Making items out of paracord is enjoyable and relaxing. It is nice to be able to kick back with a hank of cord and see what you can create. The sky is the limit when it comes to paracord and people are constantly trying to raise the bar. Paracord crafts are always getting more and more complex and evolved. While this is interesting and makes for fun challenges, sometimes it can be overwhelming. When you set out to complete something and it has a 20 step process, it can become too daunting to actually pursue, especially if you are more of the instant gratification type. I prefer to find a project that can be learned and completed without too much of an investment. If the chances are good that I am going to screw it up a dozen times before I get it, I am less inclined to try. Don't get me wrong, I do like a challenge, but making a paracord octopus is not really on my list of potential goals.

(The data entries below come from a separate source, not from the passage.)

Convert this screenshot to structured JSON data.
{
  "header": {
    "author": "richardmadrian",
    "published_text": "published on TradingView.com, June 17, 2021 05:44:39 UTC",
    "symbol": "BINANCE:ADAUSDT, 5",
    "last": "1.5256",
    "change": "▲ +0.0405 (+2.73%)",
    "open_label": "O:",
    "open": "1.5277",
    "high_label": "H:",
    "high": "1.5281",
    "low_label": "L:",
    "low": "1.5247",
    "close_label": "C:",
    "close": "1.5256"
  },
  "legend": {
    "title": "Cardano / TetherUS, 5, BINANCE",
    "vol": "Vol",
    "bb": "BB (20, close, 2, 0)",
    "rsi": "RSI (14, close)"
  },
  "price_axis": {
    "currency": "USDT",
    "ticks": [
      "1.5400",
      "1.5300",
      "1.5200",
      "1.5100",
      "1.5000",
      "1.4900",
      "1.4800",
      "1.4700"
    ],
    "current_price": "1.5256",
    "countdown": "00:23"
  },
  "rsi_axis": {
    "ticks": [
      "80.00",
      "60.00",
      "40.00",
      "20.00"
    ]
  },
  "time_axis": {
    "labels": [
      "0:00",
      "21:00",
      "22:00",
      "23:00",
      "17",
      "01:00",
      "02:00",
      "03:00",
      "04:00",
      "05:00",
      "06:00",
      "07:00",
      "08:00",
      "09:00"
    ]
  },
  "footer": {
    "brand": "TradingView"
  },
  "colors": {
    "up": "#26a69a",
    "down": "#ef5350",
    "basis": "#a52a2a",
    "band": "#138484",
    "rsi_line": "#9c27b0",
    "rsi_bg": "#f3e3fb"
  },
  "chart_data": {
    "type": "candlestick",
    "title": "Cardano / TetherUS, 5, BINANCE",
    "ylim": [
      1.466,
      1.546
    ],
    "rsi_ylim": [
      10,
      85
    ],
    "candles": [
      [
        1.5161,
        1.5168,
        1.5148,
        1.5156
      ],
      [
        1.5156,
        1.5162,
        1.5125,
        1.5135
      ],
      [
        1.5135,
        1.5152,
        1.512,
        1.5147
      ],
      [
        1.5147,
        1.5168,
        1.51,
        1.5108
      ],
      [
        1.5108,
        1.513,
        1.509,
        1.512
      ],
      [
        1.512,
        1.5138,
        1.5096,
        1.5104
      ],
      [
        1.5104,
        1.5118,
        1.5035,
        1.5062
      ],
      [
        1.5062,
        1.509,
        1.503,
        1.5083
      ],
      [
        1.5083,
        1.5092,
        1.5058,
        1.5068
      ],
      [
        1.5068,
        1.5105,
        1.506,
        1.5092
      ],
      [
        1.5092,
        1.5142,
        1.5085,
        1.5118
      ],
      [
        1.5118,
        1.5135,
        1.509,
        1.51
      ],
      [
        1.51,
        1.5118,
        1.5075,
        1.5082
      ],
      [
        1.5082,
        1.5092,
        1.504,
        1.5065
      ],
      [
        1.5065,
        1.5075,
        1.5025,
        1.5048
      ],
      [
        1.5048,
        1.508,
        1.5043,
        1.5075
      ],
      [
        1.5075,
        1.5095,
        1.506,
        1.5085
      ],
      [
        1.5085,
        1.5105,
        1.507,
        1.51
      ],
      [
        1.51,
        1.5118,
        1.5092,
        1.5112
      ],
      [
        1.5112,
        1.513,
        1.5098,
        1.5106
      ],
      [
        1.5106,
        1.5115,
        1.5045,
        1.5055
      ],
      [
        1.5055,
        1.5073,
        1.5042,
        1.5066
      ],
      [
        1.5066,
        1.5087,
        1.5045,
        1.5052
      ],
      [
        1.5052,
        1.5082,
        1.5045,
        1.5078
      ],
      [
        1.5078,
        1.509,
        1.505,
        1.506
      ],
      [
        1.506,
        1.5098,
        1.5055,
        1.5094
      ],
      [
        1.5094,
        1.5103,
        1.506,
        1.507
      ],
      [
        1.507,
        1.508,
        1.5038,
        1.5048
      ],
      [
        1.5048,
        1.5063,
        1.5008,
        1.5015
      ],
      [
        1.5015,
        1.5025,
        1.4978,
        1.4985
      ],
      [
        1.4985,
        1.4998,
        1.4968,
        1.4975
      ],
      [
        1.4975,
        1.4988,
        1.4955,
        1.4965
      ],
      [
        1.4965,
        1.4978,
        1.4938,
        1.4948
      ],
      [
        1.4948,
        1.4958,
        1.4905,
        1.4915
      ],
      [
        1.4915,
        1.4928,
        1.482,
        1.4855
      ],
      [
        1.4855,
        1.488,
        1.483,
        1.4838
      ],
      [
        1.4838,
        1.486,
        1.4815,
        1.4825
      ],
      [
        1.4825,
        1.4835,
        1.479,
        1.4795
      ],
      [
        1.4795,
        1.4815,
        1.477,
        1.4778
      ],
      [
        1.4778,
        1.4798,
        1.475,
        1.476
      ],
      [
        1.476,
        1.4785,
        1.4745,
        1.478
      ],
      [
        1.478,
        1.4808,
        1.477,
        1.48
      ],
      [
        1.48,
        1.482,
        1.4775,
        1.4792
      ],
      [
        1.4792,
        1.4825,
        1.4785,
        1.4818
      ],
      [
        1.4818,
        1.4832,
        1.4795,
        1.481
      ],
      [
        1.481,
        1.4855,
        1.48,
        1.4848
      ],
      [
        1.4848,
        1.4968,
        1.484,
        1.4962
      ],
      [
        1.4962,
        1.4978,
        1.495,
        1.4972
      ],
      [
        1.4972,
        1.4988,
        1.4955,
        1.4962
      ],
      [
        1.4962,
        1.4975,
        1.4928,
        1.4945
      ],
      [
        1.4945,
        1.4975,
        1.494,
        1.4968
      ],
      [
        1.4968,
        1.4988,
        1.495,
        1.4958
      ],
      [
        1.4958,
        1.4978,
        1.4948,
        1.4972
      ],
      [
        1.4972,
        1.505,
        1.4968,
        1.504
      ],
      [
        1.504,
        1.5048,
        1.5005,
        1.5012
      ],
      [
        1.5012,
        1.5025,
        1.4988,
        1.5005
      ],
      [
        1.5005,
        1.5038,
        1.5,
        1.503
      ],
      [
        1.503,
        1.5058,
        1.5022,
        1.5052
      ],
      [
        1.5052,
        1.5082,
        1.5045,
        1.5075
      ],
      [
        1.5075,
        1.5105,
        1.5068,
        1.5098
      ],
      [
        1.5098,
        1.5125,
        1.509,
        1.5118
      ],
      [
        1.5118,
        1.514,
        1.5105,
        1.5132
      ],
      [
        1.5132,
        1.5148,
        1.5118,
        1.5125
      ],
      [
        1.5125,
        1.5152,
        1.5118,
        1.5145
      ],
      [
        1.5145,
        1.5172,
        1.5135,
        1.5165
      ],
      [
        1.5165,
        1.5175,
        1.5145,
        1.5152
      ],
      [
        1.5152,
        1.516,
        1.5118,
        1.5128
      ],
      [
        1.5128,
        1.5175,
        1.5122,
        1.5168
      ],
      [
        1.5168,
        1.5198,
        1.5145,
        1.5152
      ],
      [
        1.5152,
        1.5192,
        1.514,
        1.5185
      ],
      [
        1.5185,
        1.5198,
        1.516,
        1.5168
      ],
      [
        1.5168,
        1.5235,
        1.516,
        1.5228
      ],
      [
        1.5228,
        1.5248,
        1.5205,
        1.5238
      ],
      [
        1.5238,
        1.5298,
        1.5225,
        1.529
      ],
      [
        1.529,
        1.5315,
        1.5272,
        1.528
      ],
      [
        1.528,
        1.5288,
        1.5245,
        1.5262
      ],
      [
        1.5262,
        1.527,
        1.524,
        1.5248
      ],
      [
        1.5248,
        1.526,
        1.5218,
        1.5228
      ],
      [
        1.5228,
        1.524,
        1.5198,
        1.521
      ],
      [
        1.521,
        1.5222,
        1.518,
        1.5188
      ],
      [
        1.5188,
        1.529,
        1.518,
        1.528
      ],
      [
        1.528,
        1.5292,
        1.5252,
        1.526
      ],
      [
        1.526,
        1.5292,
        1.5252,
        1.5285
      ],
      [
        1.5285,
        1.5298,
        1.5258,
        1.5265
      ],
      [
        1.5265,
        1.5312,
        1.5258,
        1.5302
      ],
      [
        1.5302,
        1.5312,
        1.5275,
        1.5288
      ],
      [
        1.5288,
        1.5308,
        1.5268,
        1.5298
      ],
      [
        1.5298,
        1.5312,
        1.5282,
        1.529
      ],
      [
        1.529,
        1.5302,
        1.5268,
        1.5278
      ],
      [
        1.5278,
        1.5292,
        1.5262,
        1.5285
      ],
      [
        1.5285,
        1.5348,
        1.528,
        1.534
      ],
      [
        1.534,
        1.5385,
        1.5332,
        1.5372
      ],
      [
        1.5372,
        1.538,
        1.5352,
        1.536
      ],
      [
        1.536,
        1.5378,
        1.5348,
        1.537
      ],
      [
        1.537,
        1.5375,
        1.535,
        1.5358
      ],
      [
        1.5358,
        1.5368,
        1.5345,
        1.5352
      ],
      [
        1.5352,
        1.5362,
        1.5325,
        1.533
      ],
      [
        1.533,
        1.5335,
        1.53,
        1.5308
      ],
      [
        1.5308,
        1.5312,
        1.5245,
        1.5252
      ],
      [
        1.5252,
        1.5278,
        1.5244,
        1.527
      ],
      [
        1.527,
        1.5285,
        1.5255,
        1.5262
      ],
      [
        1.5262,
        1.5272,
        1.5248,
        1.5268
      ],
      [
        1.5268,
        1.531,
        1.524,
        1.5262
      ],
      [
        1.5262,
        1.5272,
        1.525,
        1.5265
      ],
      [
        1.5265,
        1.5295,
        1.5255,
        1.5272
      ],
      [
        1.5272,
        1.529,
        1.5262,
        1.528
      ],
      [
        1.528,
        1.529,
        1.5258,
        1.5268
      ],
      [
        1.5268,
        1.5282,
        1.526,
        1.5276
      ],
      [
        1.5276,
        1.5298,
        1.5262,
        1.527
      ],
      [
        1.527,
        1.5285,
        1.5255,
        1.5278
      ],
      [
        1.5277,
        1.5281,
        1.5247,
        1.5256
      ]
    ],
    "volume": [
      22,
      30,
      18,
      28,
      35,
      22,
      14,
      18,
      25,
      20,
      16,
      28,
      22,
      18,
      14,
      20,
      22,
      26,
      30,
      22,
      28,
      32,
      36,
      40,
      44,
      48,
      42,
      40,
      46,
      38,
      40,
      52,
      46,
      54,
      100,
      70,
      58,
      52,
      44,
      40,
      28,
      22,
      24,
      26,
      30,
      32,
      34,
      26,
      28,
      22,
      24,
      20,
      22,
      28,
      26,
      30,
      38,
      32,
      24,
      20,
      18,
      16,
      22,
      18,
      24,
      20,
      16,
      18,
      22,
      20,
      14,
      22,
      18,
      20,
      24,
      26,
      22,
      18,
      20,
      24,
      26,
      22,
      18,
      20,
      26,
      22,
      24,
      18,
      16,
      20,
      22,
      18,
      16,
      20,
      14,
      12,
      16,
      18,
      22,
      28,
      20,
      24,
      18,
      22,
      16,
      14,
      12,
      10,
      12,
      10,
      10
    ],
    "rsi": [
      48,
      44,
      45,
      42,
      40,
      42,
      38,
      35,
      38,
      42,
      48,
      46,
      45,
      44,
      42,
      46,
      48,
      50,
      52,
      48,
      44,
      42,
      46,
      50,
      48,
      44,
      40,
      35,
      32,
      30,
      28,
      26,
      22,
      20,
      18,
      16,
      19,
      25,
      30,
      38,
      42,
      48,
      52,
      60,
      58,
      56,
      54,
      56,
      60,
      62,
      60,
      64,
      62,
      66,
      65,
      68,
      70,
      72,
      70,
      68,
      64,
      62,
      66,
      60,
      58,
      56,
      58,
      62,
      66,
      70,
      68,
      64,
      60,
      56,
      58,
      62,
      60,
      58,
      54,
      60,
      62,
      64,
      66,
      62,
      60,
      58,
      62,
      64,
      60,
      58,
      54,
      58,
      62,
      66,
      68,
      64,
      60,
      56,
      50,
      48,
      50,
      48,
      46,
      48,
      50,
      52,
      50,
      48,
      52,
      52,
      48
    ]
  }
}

Since complex projects can sometimes be too much of an undertaking, it is nice to take it back to basics once in a while. There is something to be said for a simple design, after all. Projects that have fewer steps often give you fewer opportunities to fail, and it is nice not to fail. Plus you can accomplish more in less time, which is also good if you have other things you could (or should!) be doing. With all of this in mind, I give you the easiest paracord bracelet you will ever make!
For the purpose of this project, I cut a 12 inch piece of cord and singed both ends to prevent fraying. To start, take one end and tie it in a knot around the body of the cord. All you need is a simple overhand knot-complexity is not required here. Tie the knot snug enough that it won't come undone but do not cinch it down as tight as possible. Work the knot to where the end of the cord is right at the base of it and there is no excess dangling. Once your first knot is in place, take the other end of the cord and do the exact same thing with it, tying an overhand knot around the body of the cord off to the other side. Between the two knots there should be two strands of cord with only one strand of cord for the rest of the bracelet. Again, tie your knot snug enough that it will stay put but do not cinch it down tight.
The reason you do not want to tie these knots tightly is because they are meant to be mobile. Taking each knot into one hand, gently tug them away from each other. If your knots are not tied too tight, they will move. As they move away from each other, your bracelet will be made smaller. If you slide them towards one another instead, pushing them back together, the bracelet will enlarge.
This bracelet is truly about as quick and easy as a paracord project can get. The bonus is that it is adjustable and can be made to fit most anyone. If you need to use the cord for something, it can be easily taken apart. The downside is that it only houses about a foot of cord so there may not be a lot of survival uses for that little amount. Survival aside, if you want to make a quick, easy bracelet that requires few steps and a small amount of cord, this bracelet fits the bill.